Turbonilla doredona is a species of sea snail, a marine gastropod mollusk in the family Pyramidellidae, the pyrams and their allies.

==Description==
The yellowish white shell has a very regularly, and broadly elongate conic shape. Its length measures 4.2 mm. The 2¾ clear and smooth whorls of the protoconch are strongly rounded. They form a strongly elevated spire having its axis at right angles to that of the succeeding turns, in the first of which the side of the last revolution is about one-fifth immersed. The eight whorl of the teleoconch are well rounded. They are slightly curved at the appressed summit. They are marked by rather distantly spaced, slender, narrow, well-rounded axial ribs, which become somewhat flattened and enfeebled toward the summit. Of these ribs 18 occur upon the first, 16 upon the second to fourth, and 18 upon the remaining turns.

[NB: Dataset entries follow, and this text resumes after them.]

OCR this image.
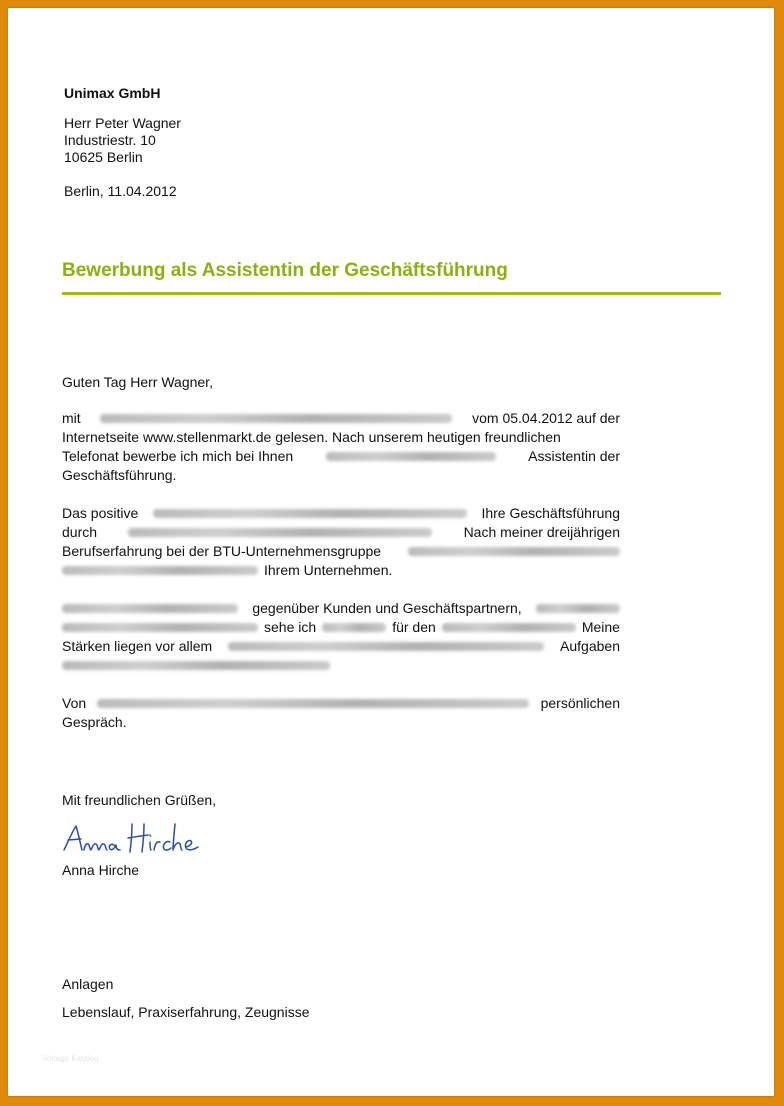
Unimax GmbH
Herr Peter Wagner
Industriestr. 10
10625 Berlin
Berlin, 11.04.2012
Bewerbung als Assistentin der Geschäftsführung
Guten Tag Herr Wagner,
mit	vom 05.04.2012 auf der
Internetseite www.stellenmarkt.de gelesen. Nach unserem heutigen freundlichen
Telefonat bewerbe ich mich bei Ihnen	Assistentin der
Geschäftsführung.
Das positive	Ihre Geschäftsführung
durch	Nach meiner dreijährigen
Berufserfahrung bei der BTU-Unternehmensgruppe
Ihrem Unternehmen.
gegenüber Kunden und Geschäftspartnern,
sehe ich	für den	Meine
Stärken liegen vor allem	Aufgaben
Von	persönlichen
Gespräch.
Mit freundlichen Grüßen,
Anna Hirche
Anlagen
Lebenslauf, Praxiserfahrung, Zeugnisse
Vorlage Katalog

Intercostal spaces about two and one-half times as wide as the ribs, terminating at little posterior to the suture, thus leaving a very narrow plain band between their termination and the summit of the succeeding turn. The sutures are moderately constricted. The periphery of the body whorl of the adolescent specimen is well rounded. The base of the shell is short, and strongly rounded. It is marked by the feeble continuations of the axial ribs, which become evanescent before reaching the middle of the base. It is quite possible that when adult specimens are obtained it will be found that the axial ribs terminate at the periphery instead of continuing feebly upon the base. The entire surface of the shell crossed by rather marked, subequally strong and subequally spaced deeply incised spiral striations. The aperture is subquadrate. The posterior angle is obtuse. The outer lip is partly fractured. The inner lip is thick, almost straight, and somewhat revolute. It is provided with an obsolete oblique fold a little anterior to its insertion. The parietal wall is glazed by a fine callus.

==Distribution==
The type specimen was found off Magdalena Bay, Baja California.